QR3.9.5 The Unmeasured Universe

Quantum theory describes an immaterial world, of which Bohr said we must not speak, but some physicists still wonder what the universe is like when it isn’t being observed:

Little has been said about the character of the unmeasured state. Since most of reality most of the time dwells in this unmeasured condition …the lack of such a description leaves the majority of the universe … shrouded in mystery.” (Herbert, 1985), p194.

If quantum waves spread at light speed until a physical event restarts them, physical events are few and far between amidst the constant press of quantum events. By what logic then are these restart moments the reality of our universe? Surely reality is what is there most of the time? And according to quantum theory, most of the time, most of our universe exists in an unmeasured state.

It follows that in-between observations, in the unmeasured state, physical things aren’t there at all. We see substances that constantly exist, but a hologram has no substance when it isn’t projected, so quantum theory implies that the material world is, as Buddhists say, empty of self-existence, as it appears but has no permanence.
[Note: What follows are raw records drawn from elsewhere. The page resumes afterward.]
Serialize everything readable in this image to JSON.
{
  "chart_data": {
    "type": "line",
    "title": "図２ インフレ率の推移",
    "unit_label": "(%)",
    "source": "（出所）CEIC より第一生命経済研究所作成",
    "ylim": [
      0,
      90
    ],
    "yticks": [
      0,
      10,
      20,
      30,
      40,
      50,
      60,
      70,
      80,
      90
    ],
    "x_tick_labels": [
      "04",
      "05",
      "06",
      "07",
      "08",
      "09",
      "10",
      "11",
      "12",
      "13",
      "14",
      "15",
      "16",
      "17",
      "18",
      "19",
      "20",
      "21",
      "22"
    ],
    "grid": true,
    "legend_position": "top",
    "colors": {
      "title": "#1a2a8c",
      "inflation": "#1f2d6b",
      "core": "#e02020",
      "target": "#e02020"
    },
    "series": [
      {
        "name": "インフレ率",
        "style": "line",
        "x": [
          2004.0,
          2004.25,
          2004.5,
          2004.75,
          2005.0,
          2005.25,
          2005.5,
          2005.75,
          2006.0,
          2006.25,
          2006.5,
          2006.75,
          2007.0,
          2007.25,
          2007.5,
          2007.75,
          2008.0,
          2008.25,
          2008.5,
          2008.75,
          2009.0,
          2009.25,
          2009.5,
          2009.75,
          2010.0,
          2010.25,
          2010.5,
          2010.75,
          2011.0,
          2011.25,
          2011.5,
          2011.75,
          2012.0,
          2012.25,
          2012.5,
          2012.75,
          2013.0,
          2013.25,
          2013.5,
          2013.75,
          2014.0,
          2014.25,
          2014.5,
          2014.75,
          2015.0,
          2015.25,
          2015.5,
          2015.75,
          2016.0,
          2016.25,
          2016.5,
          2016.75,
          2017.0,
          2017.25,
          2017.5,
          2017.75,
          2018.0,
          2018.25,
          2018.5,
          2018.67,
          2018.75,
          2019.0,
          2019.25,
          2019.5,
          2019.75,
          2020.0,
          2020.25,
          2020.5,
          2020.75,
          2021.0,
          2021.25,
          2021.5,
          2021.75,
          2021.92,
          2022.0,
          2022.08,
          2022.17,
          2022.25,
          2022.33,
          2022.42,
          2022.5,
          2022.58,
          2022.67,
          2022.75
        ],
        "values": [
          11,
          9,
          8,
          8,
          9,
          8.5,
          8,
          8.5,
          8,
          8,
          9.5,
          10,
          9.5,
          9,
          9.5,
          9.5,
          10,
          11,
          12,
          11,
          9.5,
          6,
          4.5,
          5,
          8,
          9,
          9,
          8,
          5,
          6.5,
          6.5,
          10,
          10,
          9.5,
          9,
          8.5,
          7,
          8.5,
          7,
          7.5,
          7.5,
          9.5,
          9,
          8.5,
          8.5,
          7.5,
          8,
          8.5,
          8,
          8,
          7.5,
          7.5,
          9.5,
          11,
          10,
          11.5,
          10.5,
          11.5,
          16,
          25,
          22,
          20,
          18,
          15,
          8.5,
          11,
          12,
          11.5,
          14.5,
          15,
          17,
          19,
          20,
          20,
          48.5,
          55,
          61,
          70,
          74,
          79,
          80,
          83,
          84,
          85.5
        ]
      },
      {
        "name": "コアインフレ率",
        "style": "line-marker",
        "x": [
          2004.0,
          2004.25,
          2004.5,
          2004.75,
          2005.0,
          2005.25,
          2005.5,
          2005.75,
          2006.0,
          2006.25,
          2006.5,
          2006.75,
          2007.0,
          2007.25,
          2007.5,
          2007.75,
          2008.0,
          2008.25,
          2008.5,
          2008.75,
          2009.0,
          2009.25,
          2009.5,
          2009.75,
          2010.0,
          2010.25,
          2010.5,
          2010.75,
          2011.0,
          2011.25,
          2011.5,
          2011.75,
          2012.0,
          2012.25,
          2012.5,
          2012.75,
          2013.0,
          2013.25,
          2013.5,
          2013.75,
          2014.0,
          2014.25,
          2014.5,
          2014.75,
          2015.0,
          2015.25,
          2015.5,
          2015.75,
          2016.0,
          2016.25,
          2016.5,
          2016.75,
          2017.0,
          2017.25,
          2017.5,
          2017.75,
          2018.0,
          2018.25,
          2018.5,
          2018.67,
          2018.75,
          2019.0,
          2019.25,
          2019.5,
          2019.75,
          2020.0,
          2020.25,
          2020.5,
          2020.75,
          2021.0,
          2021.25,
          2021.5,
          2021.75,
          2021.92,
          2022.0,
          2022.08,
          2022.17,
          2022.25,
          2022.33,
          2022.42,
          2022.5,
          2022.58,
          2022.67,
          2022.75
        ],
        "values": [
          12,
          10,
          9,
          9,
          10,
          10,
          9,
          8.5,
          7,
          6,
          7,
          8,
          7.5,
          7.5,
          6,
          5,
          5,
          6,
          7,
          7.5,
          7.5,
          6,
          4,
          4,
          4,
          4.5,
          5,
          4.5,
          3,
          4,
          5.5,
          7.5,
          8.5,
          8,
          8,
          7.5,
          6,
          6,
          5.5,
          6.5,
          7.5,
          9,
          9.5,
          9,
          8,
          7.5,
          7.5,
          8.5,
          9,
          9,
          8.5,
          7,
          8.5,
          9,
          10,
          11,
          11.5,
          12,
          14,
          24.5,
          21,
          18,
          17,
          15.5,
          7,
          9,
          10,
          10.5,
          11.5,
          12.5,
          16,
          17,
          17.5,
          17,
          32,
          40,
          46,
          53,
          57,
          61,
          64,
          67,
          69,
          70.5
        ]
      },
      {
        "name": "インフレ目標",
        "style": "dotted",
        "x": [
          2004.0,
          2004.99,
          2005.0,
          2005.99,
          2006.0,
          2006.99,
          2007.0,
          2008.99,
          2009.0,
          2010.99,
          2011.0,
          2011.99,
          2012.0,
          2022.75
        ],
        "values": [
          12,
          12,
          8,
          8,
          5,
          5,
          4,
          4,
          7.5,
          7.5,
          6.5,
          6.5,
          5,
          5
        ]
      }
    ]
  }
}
Most people of course don’t see the world that way, but that is expected if quantum events occur too fast for the gaps to be seen, like a movie but faster. The Dirac equation predicts that electrons have an ultra-fast tremble, called Zitterbewegung, that occurs 1015 times a second, so a quantum foam could flash the events we see faster than can be discerned. After all, we can’t expect the quantum world to act at a rate convenient to our observations.

Yet even as an ultra-fast hologram, our world still reflects the reality around us, so it is locally real in the sense that when you kick a stone, it still hurts, because that is the lawful result of that act. We don’t need to know what creates our world to live in it, just the results of our actions, which quantum reality provides. Evolution may then have primed our species to see what we need to survive rather than the truth:

You may want the truth, but you don’t need the truth. Perceiving truth would drive our species extinct. You need simple icons that show you how to act to stay alive. Perception is not a window on objective reality. It is an interface that hides objective reality behind a veil of helpful icons.” (Hoffman, 2020).

According to Hoffman’s interface theory, perceptions are like desktop icons, useful but not true. For example, a blue email icon on a screen doesn’t mean the program that made it is blue. Likewise, seeing an object on the screen of space doesn’t mean that an object made it. Indeed the opposite is expected, as screen icons protect users from program details they don’t need to know about, so if our perceptions are just helpful icons, they will hide the quantum world from us.  

Yet if science is the search for truth, does evolution then hide it from us? Does the same evolution that produced our intellect now oppose its science? Probably, but hasn’t it always been so? For a long-time humans didn’t know that bacteria cause disease, because we couldn’t see them, until science proved they did. And later, when atoms were proposed, Mach argued that they couldn’t exist because they were unseen, but we now accept them, so when science takes us beyond appearances, we resist.

And now, when quantum theory says that what we can’t see causes what we can, again we turn away, saying “Enough! It cannot be.” Even physicists struggle with the idea that the unmanifest causes the manifest. How can the certainties we see come from uncertain probabilities? Is the answer to life, the universe, and everything, just a set numbers? This, it seems, is a step too far, even for physics. But after two thousand years of scientific struggle, do we now abandon science because our brains can’t handle the truth? It seems so, but long ago, some of us conceived what others find inconceivable.